TEMPO COMUM. DÉCIMA OITAVA SEMANA. SEXTA‑FEIRA

– A maior demonstração de amor.
– O sentido e os frutos da dor.
– Sacrifícios procurados voluntariamente.

I. UM DIA, JESUS CHAMOU os seus discípulos e estes, deixando tudo, seguiram‑no. Passaram a acompanhar o Mestre pelos caminhos da Palestina, percorrendo cidades e aldeias, compartilhando com Ele alegrias, fadigas, fome, cansaço… Houve ocasiões em que expuseram a vida e a honra por Jesus. Mas essa companhia externa foi‑se convertendo pouco a pouco num seguimento interior, dando lugar a uma transformação das suas almas. Era um seguimento mais profundo, que requeria algo mais do que o desprendimento ou mesmo o abandono efetivo da casa, do lar, da família, dos bens… Assim o manifestou o Senhor, como lemos no Evangelho da Missa de hoje 1: Se alguém quiser vir após mim, negue‑se a si mesmo, tome a sua cruz e siga‑me.

Negar‑se a si mesmo significa renunciar a ser o centro de si mesmo. O único centro do verdadeiro discípulo só pode ser Cristo, a quem se dirigem constantemente os seus pensamentos, anseios e afazeres cotidianos, que se convertem numa verdadeira oferenda ao Senhor.

Tomar a cruz significa que se está disposto a morrer. Aquele que abraça o madeiro e o coloca sobre os seus ombros aceita plenamente o seu destino, sabe que a sua vida terminará nessa cruz.

Toma uma decisão inabalável de imitar o Senhor até o fim, sem limite algum; propõe‑se identificar a sua vontade com a de Cristo, mesmo que isso signifique acompanhá‑lo até o Calvário.

Temos de considerar freqüentemente que a Paixão e a Morte na Cruz são a máxima expressão da entrega de Cristo ao Pai e do seu amor por nós. Certamente, o menor ato de amor de Jesus Cristo, a mais pequena das suas obras, já desde menino, tinha um valor meritório infinito para obter para todos os homens a graça da redenção, a vida eterna e todas as ajudas necessárias para a alcançarem. Mas, apesar disso, o Senhor quis sofrer todos os horrores da Paixão e da Morte na Cruz para nos mostrar quanto amava o Pai, quanto nos amava a cada um de nós.

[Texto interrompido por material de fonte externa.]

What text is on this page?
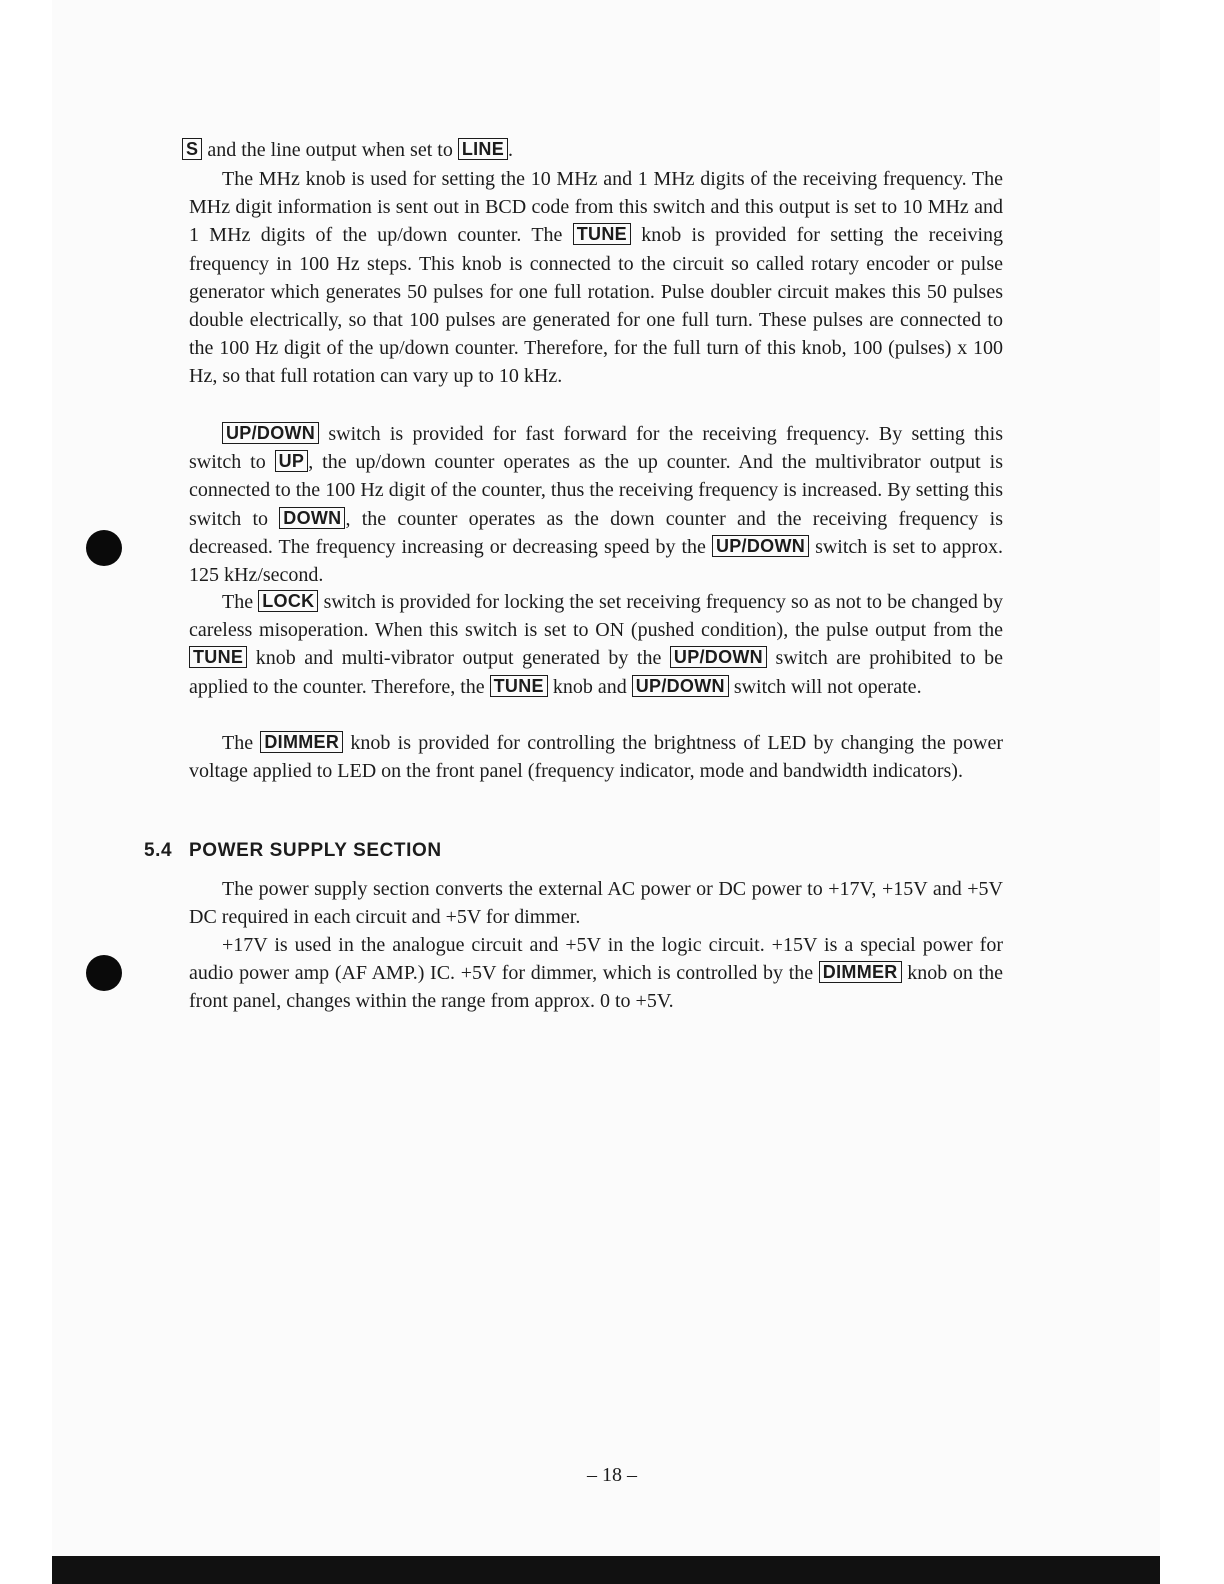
S and the line output when set to LINE .

The MHz knob is used for setting the 10 MHz and 1 MHz digits of the receiving frequency. The MHz digit information is sent out in BCD code from this switch and this output is set to 10 MHz and 1 MHz digits of the up/down counter. The TUNE knob is provided for setting the receiving frequency in 100 Hz steps. This knob is connected to the circuit so called rotary encoder or pulse generator which generates 50 pulses for one full rotation. Pulse doubler circuit makes this 50 pulses double electrically, so that 100 pulses are generated for one full turn. These pulses are connected to the 100 Hz digit of the up/down counter. Therefore, for the full turn of this knob, 100 (pulses) x 100 Hz, so that full rotation can vary up to 10 kHz.

UP/DOWN switch is provided for fast forward for the receiving frequency. By setting this switch to UP , the up/down counter operates as the up counter. And the multivibrator output is connected to the 100 Hz digit of the counter, thus the receiving frequency is increased. By setting this switch to DOWN , the counter operates as the down counter and the receiving frequency is decreased. The frequency increasing or decreasing speed by the UP/DOWN switch is set to approx. 125 kHz/second.

The LOCK switch is provided for locking the set receiving frequency so as not to be changed by careless misoperation. When this switch is set to ON (pushed condition), the pulse output from the TUNE knob and multi-vibrator output generated by the UP/DOWN switch are prohibited to be applied to the counter. Therefore, the TUNE knob and UP/DOWN switch will not operate.

The DIMMER knob is provided for controlling the brightness of LED by changing the power voltage applied to LED on the front panel (frequency indicator, mode and bandwidth indicators).

5.4 POWER SUPPLY SECTION

The power supply section converts the external AC power or DC power to +17V, +15V and +5V DC required in each circuit and +5V for dimmer.

+17V is used in the analogue circuit and +5V in the logic circuit. +15V is a special power for audio power amp (AF AMP.) IC. +5V for dimmer, which is controlled by the DIMMER knob on the front panel, changes within the range from approx. 0 to +5V.

– 18 –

O Espírito Santo deixou‑nos escrito por meio de São João que Deus amou de tal modo o mundo que lhe deu o seu Filho Unigênito 2. Jesus entregou voluntariamente a sua vida por amor de nós, pois ninguém tem maior amor do que aquele que dá a vida pelos seus amigos 3. E manifestou aos seus discípulos toda a urgência com que desejava fazê‑lo: Tenho de receber um batismo; e como me sinto ansioso até que se cumpra! 4

Jesus Cristo revela as ânsias irreprimíveis com que desejava entregar a sua vida por amor. E se queremos segui‑lo, não já externamente, mas profundamente, identificando‑nos com Ele, como é que podemos rejeitar a Cruz, o sacrifício, que está tão intimamente relacionado com o amor e com a entrega? Seguir o Senhor de perto levar‑nos‑á à abnegação mais completa, à plenitude do amor, à alegria mais intensa. A abnegação limpa, purifica, clarifica e diviniza a alma. “Ter a Cruz é ter a alegria: é ter‑te a Ti, Senhor!” 5

II. CONTA‑SE DE UMA ALMA santa que, ao ver como todos os acontecimentos lhe eram contrários e que a uma prova se sucedia outra, e a uma calamidade um desastre ainda maior, voltou‑se com ternura para o Senhor e perguntou‑lhe: Mas, Senhor, que foi que Te fiz?, e ouviu no seu coração estas palavras: Amaste‑me. E encheu‑se de uma grande paz e alegria 6.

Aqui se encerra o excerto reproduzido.